Il ritardo logistico costa caro all’Italia

ITALIA. Le sfide che il nostro Paese si trova ad affrontare sono condizionate in misura rilevante dal livello di sviluppo logistico e infrastrutturale.

Oggi ci troviamo molto spesso a fare i conti con un collo di bottiglia che non consente ai nostri settori produttivi, in misura più o meno consistente, di esprimere appieno le loro elevate capacità in campo internazionale. Secondo gli ultimi dati elaborati da Istat e Sace, il ritardo logistico dell’Italia è costato oltre 93 miliardi di euro di mancate esportazioni nel 2022, pari al 15% del valore complessivo dell’export nazionale. Il settore alimentare, a causa dell’alta deperibilità dei prodotti e dell’elevata capillarità del tessuto produttivo, è tra i più colpiti con 9 miliardi di perdite, nonostante abbia raggiunto a fine 2022 valori record con 61 miliardi di esportazioni. Effetti ancora più critici si rilevano in altri settori. Nel tessile con 9,7 miliardi di euro, nei metalli e manufatti con 11 miliardi, nei prodotti chimici con 16,8 miliardi. Al primo posto si colloca il settore delle macchine e degli apparecchi meccanici, che registra un danno stimato di 23,1 miliardi di euro.

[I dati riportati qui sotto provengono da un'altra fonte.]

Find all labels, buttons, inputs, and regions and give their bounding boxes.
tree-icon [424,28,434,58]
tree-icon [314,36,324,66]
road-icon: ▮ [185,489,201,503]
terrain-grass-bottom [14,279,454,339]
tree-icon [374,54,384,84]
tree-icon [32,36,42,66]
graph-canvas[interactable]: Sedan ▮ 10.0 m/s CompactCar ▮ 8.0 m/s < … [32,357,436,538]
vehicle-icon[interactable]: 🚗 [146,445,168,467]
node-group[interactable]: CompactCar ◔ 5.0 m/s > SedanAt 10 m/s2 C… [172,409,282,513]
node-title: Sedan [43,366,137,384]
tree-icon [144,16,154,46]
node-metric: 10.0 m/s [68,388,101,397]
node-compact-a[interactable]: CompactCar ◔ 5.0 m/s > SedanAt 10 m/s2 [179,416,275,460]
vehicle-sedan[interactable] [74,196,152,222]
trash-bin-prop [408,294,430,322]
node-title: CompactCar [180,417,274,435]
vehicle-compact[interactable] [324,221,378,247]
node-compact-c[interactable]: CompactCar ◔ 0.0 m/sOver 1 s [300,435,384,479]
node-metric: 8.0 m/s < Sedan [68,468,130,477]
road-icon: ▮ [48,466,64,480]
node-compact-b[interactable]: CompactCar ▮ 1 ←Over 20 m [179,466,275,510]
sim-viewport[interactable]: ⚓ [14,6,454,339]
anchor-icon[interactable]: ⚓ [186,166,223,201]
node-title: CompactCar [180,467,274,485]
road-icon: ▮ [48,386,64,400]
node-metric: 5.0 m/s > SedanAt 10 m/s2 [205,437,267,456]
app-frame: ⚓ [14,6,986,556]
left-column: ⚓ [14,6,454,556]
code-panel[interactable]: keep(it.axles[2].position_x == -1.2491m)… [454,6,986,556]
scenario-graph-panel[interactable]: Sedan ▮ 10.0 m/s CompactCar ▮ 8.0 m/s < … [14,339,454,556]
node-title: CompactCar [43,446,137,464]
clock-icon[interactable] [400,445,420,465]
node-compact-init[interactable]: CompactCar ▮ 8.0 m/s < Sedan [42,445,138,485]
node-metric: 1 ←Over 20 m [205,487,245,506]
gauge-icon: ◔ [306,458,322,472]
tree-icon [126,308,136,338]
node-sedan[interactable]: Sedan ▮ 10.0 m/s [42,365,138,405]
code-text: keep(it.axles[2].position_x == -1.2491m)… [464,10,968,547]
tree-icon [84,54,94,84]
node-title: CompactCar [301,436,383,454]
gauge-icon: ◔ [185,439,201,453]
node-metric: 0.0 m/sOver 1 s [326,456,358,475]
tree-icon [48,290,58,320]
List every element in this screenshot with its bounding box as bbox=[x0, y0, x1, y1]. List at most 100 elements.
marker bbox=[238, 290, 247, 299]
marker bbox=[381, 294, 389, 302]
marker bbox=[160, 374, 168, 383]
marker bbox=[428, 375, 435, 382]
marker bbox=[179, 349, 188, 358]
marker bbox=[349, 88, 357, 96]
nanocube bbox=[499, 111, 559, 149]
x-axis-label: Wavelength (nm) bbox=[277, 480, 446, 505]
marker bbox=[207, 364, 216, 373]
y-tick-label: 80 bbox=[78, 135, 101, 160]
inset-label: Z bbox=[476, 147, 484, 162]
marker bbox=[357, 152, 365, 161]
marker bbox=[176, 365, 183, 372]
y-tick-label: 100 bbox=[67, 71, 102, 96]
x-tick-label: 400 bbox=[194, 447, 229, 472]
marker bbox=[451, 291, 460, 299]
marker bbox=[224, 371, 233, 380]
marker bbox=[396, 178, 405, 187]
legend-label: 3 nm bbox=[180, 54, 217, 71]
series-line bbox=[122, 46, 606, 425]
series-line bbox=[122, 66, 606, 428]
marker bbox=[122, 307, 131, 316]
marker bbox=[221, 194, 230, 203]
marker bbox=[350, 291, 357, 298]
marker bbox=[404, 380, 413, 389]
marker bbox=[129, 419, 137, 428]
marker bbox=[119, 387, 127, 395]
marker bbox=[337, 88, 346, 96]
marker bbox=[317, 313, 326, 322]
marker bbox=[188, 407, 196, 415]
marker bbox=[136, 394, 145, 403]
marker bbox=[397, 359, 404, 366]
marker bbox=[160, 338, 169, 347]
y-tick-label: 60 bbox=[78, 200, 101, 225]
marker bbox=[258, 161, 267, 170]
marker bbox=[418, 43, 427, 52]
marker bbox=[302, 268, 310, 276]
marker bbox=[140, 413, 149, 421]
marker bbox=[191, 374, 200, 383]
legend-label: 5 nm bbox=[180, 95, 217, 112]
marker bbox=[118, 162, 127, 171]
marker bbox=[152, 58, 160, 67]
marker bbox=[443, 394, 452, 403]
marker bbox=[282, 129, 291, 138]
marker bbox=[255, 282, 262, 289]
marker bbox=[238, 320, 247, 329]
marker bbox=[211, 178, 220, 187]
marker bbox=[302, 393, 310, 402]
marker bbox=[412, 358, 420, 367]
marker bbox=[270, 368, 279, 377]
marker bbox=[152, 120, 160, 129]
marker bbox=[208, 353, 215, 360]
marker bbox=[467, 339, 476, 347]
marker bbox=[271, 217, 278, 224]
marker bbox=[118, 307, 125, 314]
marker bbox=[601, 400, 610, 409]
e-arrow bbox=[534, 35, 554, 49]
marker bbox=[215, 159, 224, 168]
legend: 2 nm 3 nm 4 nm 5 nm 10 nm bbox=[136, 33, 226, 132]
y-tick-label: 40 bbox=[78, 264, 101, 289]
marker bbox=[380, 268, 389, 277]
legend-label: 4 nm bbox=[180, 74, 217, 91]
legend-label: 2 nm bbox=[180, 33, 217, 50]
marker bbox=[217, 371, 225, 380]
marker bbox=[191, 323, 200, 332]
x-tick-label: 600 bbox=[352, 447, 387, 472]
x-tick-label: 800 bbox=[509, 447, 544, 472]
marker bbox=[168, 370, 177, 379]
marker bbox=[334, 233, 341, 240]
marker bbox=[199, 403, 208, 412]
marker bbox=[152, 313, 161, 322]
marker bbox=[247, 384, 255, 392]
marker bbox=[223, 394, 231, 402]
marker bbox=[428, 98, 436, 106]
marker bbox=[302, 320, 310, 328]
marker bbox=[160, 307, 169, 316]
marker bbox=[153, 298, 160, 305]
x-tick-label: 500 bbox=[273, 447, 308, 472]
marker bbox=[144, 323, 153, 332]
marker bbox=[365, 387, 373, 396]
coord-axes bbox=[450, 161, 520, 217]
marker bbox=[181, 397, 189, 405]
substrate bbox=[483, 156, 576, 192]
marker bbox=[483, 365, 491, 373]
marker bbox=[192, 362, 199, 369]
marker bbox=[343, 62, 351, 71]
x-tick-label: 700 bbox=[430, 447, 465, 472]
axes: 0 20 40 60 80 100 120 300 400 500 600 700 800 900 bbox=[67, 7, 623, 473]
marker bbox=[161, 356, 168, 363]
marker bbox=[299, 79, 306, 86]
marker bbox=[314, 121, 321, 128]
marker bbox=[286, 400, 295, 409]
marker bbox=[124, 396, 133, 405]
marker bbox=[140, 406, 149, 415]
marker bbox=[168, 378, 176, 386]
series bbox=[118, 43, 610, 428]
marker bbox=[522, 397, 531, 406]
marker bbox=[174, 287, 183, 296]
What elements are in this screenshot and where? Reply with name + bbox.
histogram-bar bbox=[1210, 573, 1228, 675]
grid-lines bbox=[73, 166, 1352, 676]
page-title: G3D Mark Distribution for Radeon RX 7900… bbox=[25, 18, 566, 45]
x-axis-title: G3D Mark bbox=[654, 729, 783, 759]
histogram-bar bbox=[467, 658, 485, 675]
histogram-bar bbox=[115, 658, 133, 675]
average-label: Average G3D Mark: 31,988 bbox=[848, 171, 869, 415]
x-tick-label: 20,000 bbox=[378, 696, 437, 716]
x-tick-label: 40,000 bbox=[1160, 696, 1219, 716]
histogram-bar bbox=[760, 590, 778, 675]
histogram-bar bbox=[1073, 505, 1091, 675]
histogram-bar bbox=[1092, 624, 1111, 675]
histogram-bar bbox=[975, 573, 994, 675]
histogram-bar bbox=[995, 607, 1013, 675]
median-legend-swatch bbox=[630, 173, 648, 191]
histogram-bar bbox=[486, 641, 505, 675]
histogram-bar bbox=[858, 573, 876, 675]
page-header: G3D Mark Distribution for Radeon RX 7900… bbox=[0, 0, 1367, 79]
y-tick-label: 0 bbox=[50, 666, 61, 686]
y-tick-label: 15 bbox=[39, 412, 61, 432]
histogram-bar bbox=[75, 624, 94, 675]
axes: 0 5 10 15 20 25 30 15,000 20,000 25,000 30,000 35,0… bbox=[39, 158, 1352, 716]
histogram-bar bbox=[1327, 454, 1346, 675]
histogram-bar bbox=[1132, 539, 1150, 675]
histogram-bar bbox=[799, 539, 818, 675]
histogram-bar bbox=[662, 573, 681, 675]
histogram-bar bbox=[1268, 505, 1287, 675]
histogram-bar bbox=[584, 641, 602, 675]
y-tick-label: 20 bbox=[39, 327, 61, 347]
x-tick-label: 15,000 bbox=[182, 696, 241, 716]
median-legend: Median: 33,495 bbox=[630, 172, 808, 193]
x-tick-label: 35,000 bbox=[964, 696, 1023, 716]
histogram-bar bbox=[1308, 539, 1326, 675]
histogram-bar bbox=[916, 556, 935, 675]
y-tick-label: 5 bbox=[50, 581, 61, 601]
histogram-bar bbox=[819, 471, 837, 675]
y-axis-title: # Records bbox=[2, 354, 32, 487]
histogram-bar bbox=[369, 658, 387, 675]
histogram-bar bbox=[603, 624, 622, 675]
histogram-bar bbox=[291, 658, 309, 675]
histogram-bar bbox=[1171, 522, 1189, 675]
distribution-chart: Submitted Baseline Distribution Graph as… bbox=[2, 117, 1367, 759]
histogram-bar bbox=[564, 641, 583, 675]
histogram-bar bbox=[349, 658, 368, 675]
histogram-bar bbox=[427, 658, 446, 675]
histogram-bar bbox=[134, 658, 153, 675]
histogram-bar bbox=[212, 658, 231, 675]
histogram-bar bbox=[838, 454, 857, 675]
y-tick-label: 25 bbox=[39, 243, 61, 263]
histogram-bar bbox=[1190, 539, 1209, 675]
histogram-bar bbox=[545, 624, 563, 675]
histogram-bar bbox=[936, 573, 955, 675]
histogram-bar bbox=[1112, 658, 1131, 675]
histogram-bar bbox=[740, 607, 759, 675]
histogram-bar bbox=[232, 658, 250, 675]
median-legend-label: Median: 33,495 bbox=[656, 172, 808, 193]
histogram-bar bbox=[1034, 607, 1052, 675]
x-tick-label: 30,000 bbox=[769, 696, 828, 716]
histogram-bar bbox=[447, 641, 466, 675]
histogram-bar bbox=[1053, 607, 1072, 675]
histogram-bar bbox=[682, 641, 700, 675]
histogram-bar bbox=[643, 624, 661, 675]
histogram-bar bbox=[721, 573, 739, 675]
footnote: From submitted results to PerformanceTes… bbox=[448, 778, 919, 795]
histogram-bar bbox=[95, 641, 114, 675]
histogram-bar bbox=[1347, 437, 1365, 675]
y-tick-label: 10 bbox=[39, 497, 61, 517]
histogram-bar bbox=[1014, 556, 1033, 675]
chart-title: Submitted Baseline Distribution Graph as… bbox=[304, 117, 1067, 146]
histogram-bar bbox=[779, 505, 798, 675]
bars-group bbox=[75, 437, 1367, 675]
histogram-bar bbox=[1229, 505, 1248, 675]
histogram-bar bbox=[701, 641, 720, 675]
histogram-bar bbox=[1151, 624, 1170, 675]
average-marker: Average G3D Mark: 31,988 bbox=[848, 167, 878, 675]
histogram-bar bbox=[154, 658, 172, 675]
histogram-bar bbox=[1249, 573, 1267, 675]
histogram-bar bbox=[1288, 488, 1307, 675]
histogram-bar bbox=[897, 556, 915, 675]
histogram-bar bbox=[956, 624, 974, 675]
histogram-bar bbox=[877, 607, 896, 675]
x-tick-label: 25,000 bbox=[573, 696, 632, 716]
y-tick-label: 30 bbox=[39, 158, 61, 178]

Il nostro modello logistico si presenta da tempo ampiamente sbilanciato. L’80% delle merci movimentate viaggia su gomma con valori che posizionano l’Italia ai primi posti in Europa e che risultano superiori anche alla media Ue, pari al 77%. La rete ferroviaria si ferma ad appena il 13% delle merci movimentate e pesa enormemente l’assenza di doppi binari presenti solo nel 43% delle linee. Emerge anche in modo evidente il gap tra le aree del Paese, con il Mezzogiorno che risente di un ritardo logistico nettamente superiore. Per poter ridimensionare questo squilibrio logistico, è cruciale avviare strategie immediate che, sfruttando le opportunità rese possibili dai fondi messi a disposizione del Pnrr, si concentrino su interventi in grado di accrescere e ammodernare la rete ferroviaria rendendola agevolmente fruibile in tutto il territorio nazionale. Altrettanto dovrà essere fatto per l’aggiornamento della rete autostradale che è ancora carente in molte zone e in altre si presenta satura. L’insieme di questi interventi dovrà mirare a rendere possibile uno sviluppo sinergico di diverse alternative, in un’ottica di «intermodalità».

Un’iniziativa molto interessante e per molti versi innovativa che si muove in tale direzione è quella rappresentata dall’accordo intervenuto tra Msc, una delle più grandi compagnie di trasporto marittimo di cui è proprietario Gianluigi Aponte, e la rete ferroviaria Italo fondata da Luca di Montezemolo e da altri soci come Alberto Bombassei e Isabella Seragnoli. L’accordo ha riguardato anche Italbus, la controllata di Italo che si occupa di trasporto su strada. L’operazione, che dovrà essere approvata dalle autorità di regolazione europee, ha un valore di 4,2 miliardi di euro e andrà a modificare significativamente l’assetto azionario di Italo. Msc avrà il controllo della società con il 49,2%c, i soci storici avranno ciascuno lo O,5% ed è previsto che Luca Cordero di Montezemolo mantenga la presidenza. L’investimento di Msc in Italo rientra in un piano più ampio della società che si propone di diventare un gruppo integrato di logistica attivo sia nel trasporto marittimo che in quello terrestre. Al riguardo Aponte ha dichiarato: «L’accordo riflette l’obiettivo del nostro gruppo di sviluppare ulteriormente modalità di trasporto sostenibili sia per passeggeri che per le merci». Da parte sua Montezemolo ha tenuto a mettere in risalto che «con questa operazione si crea il primo polo intermodale d’Europa».

È molto importante che questa iniziativa, partita da imprenditori italiani, possa essere da stimolo per tutte gli interventi di ammodernamento delle reti ferroviarie e autostradali. Spetta al ministero delle Infrastrutture e dei trasporti assumersi la responsabilità di operare presto e bene in questa direzione.